Enter the Ferrari F430. Ferrari’s two-seat, two-door roadster explodes out of the blocks with a V8 engine churning out 483 bhp at 8500 rpm, with 343 lb-ft of torque at 5250 rpm. DragTimes thought it would be fun to bring out Tesla’s other car – the Model X SUV – for a full-on drag race. The results can be viewed right here:
At the outset, consider that the Model X in Ludicrous mode can go from 0 to 60 mph in just 3.2 seconds, completing a quarter of a mile in 11.7 seconds. The Model X in Ludicrous has a top speed of 155 mph. The Ferrari F430 can hit a top speed of 196 mph and will zoom from 0 to 60 in 3.8 seconds. The biggest surprise in comparing these numbers is just how fast the Model X can go. It was not that long ago that electric cars were thought to be plodders that could go around 50 mph on a good day. Tesla has really changed the perception of what electric-powered cars can do.

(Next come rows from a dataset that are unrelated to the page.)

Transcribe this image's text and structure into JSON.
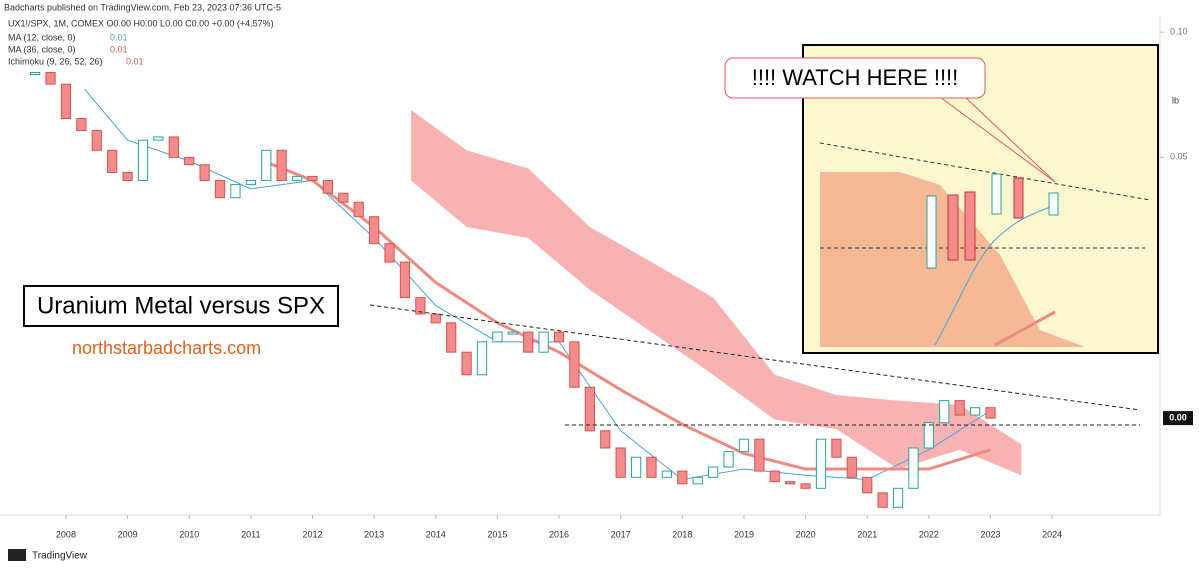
{
  "header": "Badcharts published on TradingView.com, Feb 23, 2023 07:36 UTC-5",
  "symbol_line": "UX1!/SPX, 1M, COMEX O0.00 H0.00 L0.00 C0.00 +0.00 (+4.57%)",
  "footer": "TradingView",
  "chart_data": {
    "type": "candlestick",
    "title": "Uranium Metal versus SPX",
    "subtitle": "northstarbadcharts.com",
    "annotation": "!!!! WATCH HERE !!!!",
    "scale_label": "lb",
    "last_label": "0.00",
    "log_scale": true,
    "x": [
      2007.5,
      2007.75,
      2008,
      2008.25,
      2008.5,
      2008.75,
      2009,
      2009.25,
      2009.5,
      2009.75,
      2010,
      2010.25,
      2010.5,
      2010.75,
      2011,
      2011.25,
      2011.5,
      2011.75,
      2012,
      2012.25,
      2012.5,
      2012.75,
      2013,
      2013.25,
      2013.5,
      2013.75,
      2014,
      2014.25,
      2014.5,
      2014.75,
      2015,
      2015.25,
      2015.5,
      2015.75,
      2016,
      2016.25,
      2016.5,
      2016.75,
      2017,
      2017.25,
      2017.5,
      2017.75,
      2018,
      2018.25,
      2018.5,
      2018.75,
      2019,
      2019.25,
      2019.5,
      2019.75,
      2020,
      2020.25,
      2020.5,
      2020.75,
      2021,
      2021.25,
      2021.5,
      2021.75,
      2022,
      2022.25,
      2022.5,
      2022.75,
      2023
    ],
    "closes": [
      0.08,
      0.075,
      0.062,
      0.058,
      0.052,
      0.046,
      0.044,
      0.055,
      0.056,
      0.05,
      0.048,
      0.044,
      0.04,
      0.043,
      0.044,
      0.052,
      0.044,
      0.045,
      0.044,
      0.041,
      0.039,
      0.036,
      0.031,
      0.028,
      0.023,
      0.021,
      0.02,
      0.017,
      0.015,
      0.018,
      0.019,
      0.019,
      0.017,
      0.019,
      0.018,
      0.014,
      0.011,
      0.01,
      0.0085,
      0.0095,
      0.0085,
      0.0088,
      0.0082,
      0.0085,
      0.009,
      0.0098,
      0.0105,
      0.0088,
      0.0083,
      0.0082,
      0.008,
      0.0105,
      0.0095,
      0.0085,
      0.0078,
      0.0072,
      0.008,
      0.01,
      0.0115,
      0.013,
      0.012,
      0.0125,
      0.0118
    ],
    "up_color": "#26a69a",
    "down_color": "#f28b8b",
    "series": [
      {
        "name": "MA (12, close, 0)",
        "legend_value": "0.01",
        "color": "#4aa3df",
        "width": 1,
        "x": [
          2008.3,
          2009,
          2010,
          2011,
          2012,
          2013,
          2014,
          2015,
          2016,
          2017,
          2018,
          2019,
          2020,
          2021,
          2022,
          2023
        ],
        "values": [
          0.073,
          0.055,
          0.049,
          0.042,
          0.044,
          0.032,
          0.022,
          0.018,
          0.018,
          0.011,
          0.0084,
          0.0089,
          0.0086,
          0.0084,
          0.0099,
          0.0123
        ]
      },
      {
        "name": "MA (36, close, 0)",
        "legend_value": "0.01",
        "color": "#ef8a80",
        "width": 3,
        "x": [
          2011.2,
          2012,
          2013,
          2014,
          2015,
          2016,
          2017,
          2018,
          2019,
          2020,
          2021,
          2022,
          2023
        ],
        "values": [
          0.049,
          0.044,
          0.034,
          0.025,
          0.02,
          0.017,
          0.0138,
          0.0114,
          0.0097,
          0.0089,
          0.0089,
          0.0089,
          0.0099
        ]
      }
    ],
    "cloud": {
      "name": "Ichimoku (9, 26, 52, 26)",
      "legend_value": "0.01",
      "color": "#f7a5a5",
      "x": [
        2013.6,
        2014.5,
        2015.5,
        2016.5,
        2017.5,
        2018.5,
        2019.5,
        2020.5,
        2021.5,
        2022.5,
        2023.5
      ],
      "upper": [
        0.065,
        0.052,
        0.047,
        0.034,
        0.028,
        0.023,
        0.015,
        0.0134,
        0.013,
        0.0127,
        0.0102
      ],
      "lower": [
        0.044,
        0.034,
        0.032,
        0.024,
        0.019,
        0.015,
        0.0117,
        0.0111,
        0.0089,
        0.0099,
        0.0086
      ]
    },
    "xlim": [
      2006.93,
      2025.75
    ],
    "xticks": [
      2008,
      2009,
      2010,
      2011,
      2012,
      2013,
      2014,
      2015,
      2016,
      2017,
      2018,
      2019,
      2020,
      2021,
      2022,
      2023,
      2024
    ],
    "ylim": [
      0.0069,
      0.11
    ],
    "yticks": [
      {
        "value": 0.05,
        "label": "0.05"
      },
      {
        "value": 0.1,
        "label": "0.10"
      }
    ]
  }
}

The Model X manages to hold the lead for far longer than one would assume, especially for an SUV. It is an impressive achievement, unless, that is, you’re Sergio Marchionne, CEO of Ferrari. When asked whether Ferrari would ever expand its hybrid technology beyond the LaFerrari plug-in supercar, Marchionne said the company would never do so. “With Ferrari, it’s almost an obscene concept,” said Marchionne, who ruled out ever getting rid of the internal combustion engine.

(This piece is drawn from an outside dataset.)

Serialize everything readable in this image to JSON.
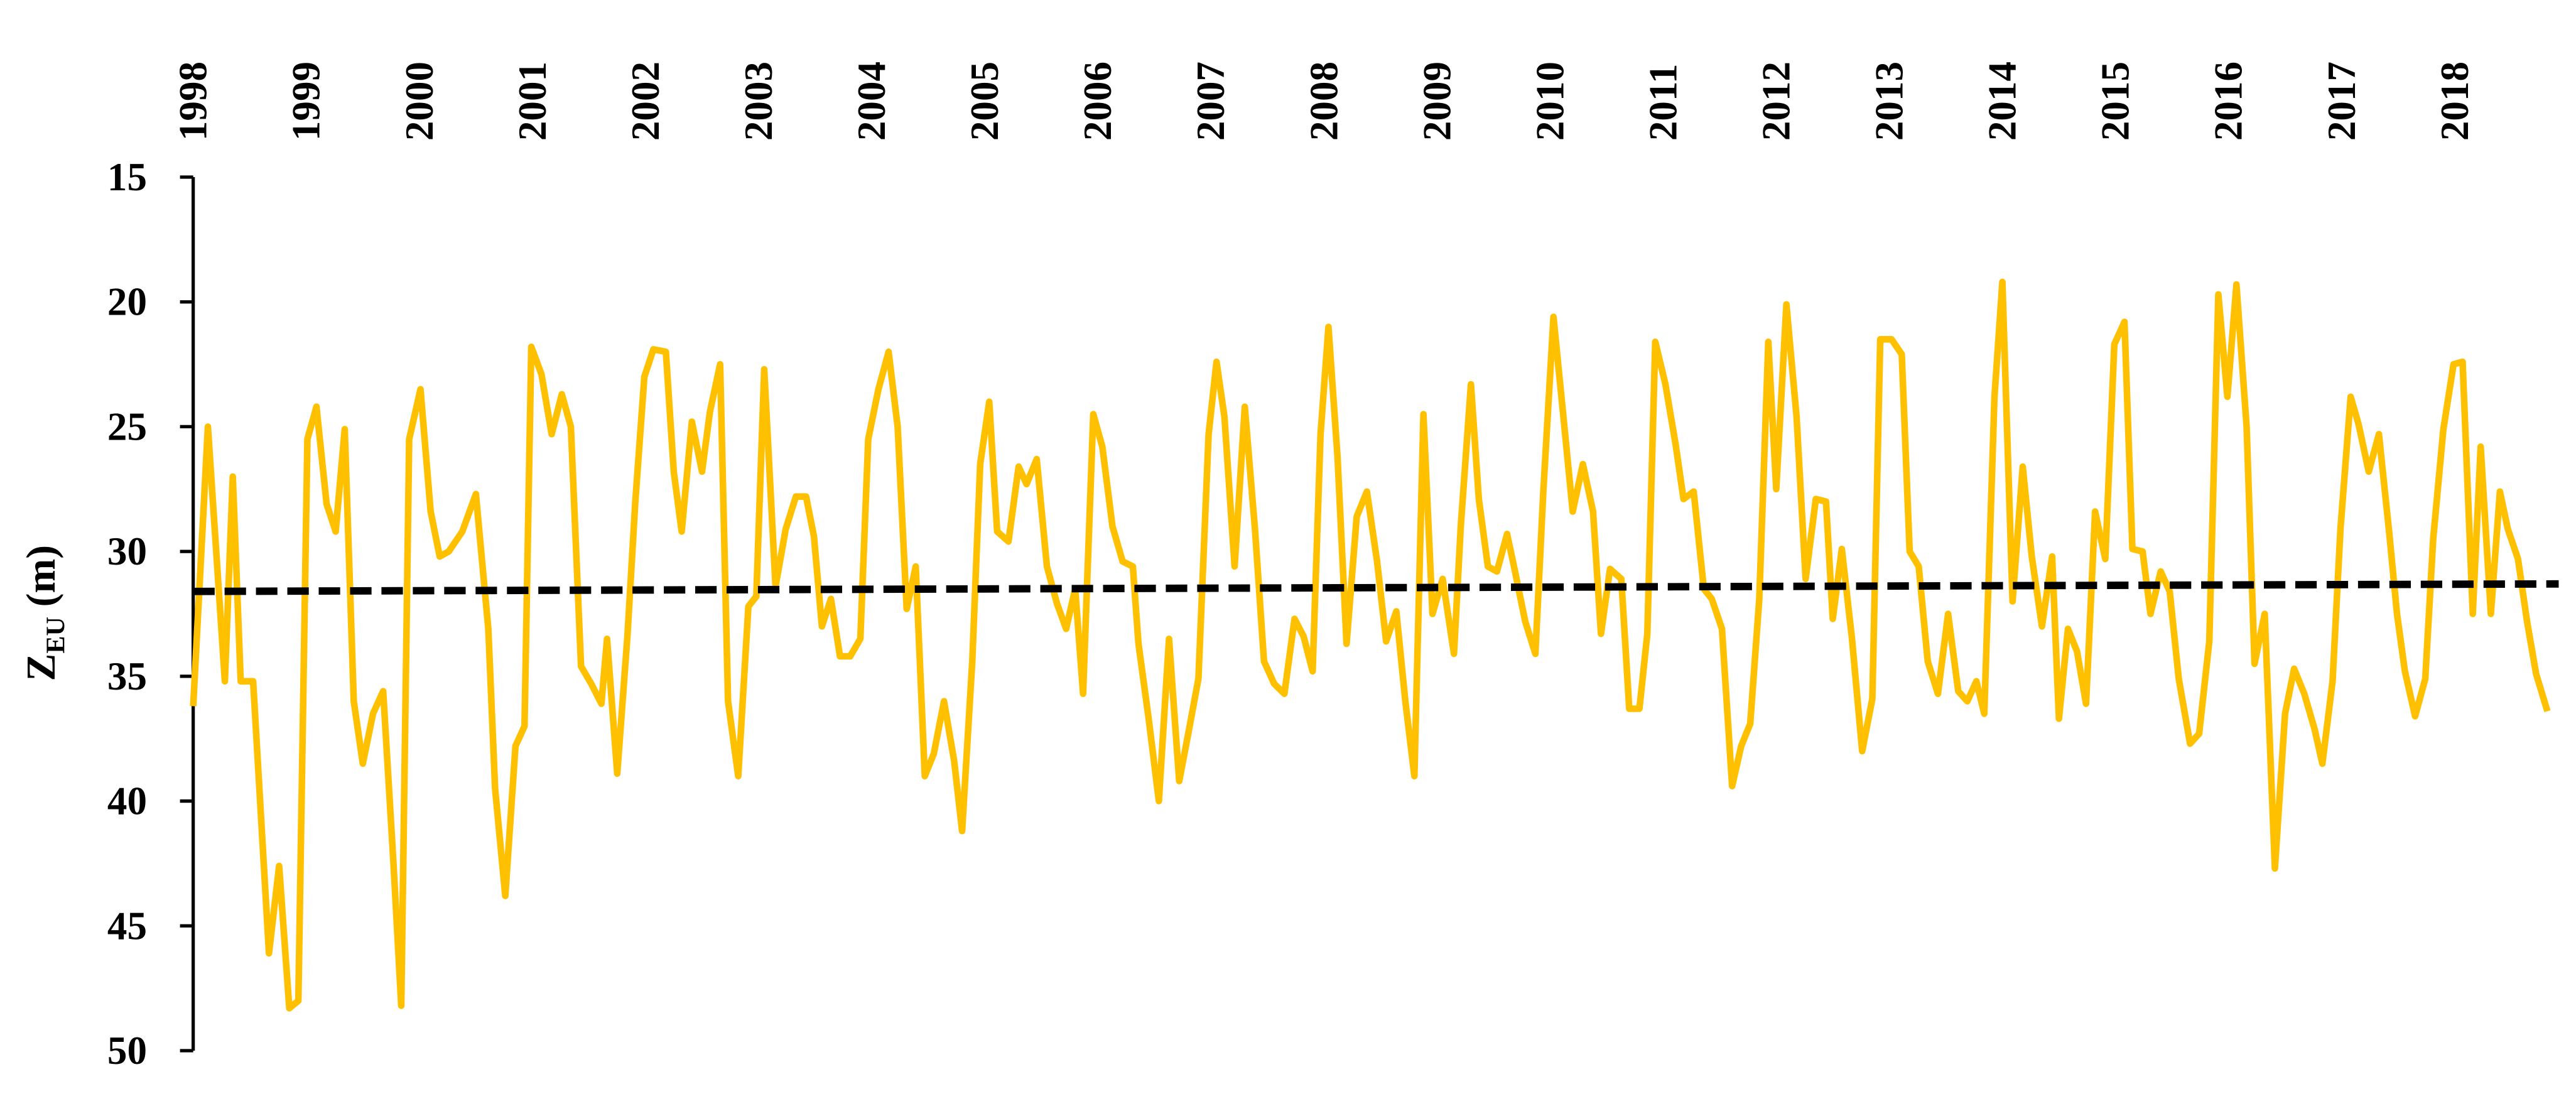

Marchionne described his experience test-driving a Tesla, which made him nervous because it was so deadly silent. “This is not Ferrari,” Marchionne recalls himself thinking. He then turned up the radio to make up for the silence. Electric technology advocates have heard all this before (recall the number of reviews of the Prius that were baffled by the push-button ignition and silent cabin) For a certain generation, the lack of a roaring engine has been something of a deal-breaker. But for those who are embracing clean technologies, the lack of sound is beginning to be seen as cool.
Marchionne also ruled out ever investing in autonomous driving capabilities. “You’ll have to shoot me first,” he told reporters. On this point, Marchionne may have a point. Like Porsche, Ferrari has refused to budge on self-driving capabilities, on the basis that both companies create cars that demand to be driven. Buyers of these high-end sports cars want the thrill of maneuvering a beautiful machine, rather than sitting back while a computer drives the car. Earlier this year Porsche CEO Oliver Blume commented “An iPhone belongs in your pocket, not on the road.” For luxury brands, this could be an accurate perception.
Where the two differ, however, is in the importance of developing electric cars, even pledging to make an all-electric performance car. Although Marchionne is opposed to the technology now, there are a number of levels of review inside Ferrari and the calculation may change in the future.